Removal of asbestos continues ahead of demolition in October with specialist staff wearing hermetic suits – working shifts not exceeding 30 minutes, due to health procedures.
Two-tonnes of asbestos lined concrete structures have been removed entering into October on the beachfront eyesore hotel.
Fencing stretching 130 metres x 2 metres high was erected in recent years, in a bid to keep out of the no entry prohibited site.

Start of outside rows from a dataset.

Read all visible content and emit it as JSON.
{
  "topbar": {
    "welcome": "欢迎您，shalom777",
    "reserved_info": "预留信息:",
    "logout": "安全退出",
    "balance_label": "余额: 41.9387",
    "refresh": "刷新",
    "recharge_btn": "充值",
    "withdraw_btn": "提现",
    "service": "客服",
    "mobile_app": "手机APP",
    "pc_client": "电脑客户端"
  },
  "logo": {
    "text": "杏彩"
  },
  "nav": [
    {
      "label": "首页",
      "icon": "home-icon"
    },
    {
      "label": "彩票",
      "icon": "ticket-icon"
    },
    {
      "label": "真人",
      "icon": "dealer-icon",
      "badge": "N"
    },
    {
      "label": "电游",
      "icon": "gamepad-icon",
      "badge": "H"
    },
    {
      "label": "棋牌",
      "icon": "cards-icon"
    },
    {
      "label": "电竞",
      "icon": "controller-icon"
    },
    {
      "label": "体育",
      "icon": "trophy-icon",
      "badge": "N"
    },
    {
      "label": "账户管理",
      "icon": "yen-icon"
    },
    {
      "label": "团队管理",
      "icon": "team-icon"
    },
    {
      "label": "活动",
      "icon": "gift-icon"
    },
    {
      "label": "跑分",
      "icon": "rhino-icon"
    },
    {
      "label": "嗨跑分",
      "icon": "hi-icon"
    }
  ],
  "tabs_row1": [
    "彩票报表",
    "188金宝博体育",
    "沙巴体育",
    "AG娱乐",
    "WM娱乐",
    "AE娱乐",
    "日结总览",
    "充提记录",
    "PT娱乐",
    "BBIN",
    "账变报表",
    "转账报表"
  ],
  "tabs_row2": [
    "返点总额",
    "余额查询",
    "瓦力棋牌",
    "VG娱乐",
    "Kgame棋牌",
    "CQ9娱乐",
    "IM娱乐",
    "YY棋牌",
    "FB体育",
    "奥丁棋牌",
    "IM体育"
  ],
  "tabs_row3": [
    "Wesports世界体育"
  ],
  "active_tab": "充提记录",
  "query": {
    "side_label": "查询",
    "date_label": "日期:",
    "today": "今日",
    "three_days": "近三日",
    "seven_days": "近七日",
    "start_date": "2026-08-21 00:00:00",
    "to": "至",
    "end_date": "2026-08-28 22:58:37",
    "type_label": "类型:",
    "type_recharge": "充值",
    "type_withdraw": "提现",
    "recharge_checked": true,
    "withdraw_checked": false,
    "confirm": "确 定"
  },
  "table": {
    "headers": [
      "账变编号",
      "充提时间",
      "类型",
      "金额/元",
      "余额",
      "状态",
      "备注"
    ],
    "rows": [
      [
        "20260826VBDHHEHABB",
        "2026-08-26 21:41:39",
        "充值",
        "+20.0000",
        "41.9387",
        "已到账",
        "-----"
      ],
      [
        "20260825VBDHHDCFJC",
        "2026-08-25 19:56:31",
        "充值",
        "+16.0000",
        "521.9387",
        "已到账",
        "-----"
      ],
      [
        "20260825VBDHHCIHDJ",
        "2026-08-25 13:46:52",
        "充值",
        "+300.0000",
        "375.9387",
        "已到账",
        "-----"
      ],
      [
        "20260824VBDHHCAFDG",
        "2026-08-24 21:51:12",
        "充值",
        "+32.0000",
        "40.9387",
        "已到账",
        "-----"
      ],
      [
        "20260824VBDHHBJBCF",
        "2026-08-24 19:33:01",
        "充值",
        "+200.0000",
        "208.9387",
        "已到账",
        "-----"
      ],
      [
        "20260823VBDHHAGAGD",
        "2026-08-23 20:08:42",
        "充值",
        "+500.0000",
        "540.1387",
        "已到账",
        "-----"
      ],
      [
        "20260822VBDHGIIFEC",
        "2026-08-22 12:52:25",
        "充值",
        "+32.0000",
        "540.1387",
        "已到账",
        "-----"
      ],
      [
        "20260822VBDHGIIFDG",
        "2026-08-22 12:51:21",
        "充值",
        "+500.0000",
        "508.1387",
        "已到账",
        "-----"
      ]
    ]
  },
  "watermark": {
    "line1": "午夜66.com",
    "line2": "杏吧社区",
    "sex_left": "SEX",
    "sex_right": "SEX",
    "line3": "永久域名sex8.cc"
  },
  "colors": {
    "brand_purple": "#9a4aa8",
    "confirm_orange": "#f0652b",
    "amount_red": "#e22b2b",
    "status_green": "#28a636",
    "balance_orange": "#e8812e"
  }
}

During removal of asbestos, Activa Desamiadados employees wrap the sheets before placing them in a refrigerated chamber, maintaining no particles are released to the public.
A mechanism is activated to wet concrete pillars with special liquids, with toxic material bagged for transfer to a specialised centre managing asbestos.
The asbestos will be disposed of in a specialised landfill outside the province, due to Spain having few facilities for the disposal of asbestos.
The dismantling of one of the two wings of the hotel is completed.
The Arenales del Sol hotel, built in the sixties, without knowledge of the danger asbestos posed to workers.
Asbestos fibres’ inhalation can be fatal, causing lung cancer amongst others.
Asbestos was extensively used within the construction industry within Europe during the 1960s-80s.
My father George Atkinson passed away in November 1982 in England, due to lung cancer caused by asbestos aged 60, while employed by British Aerospace (BAe).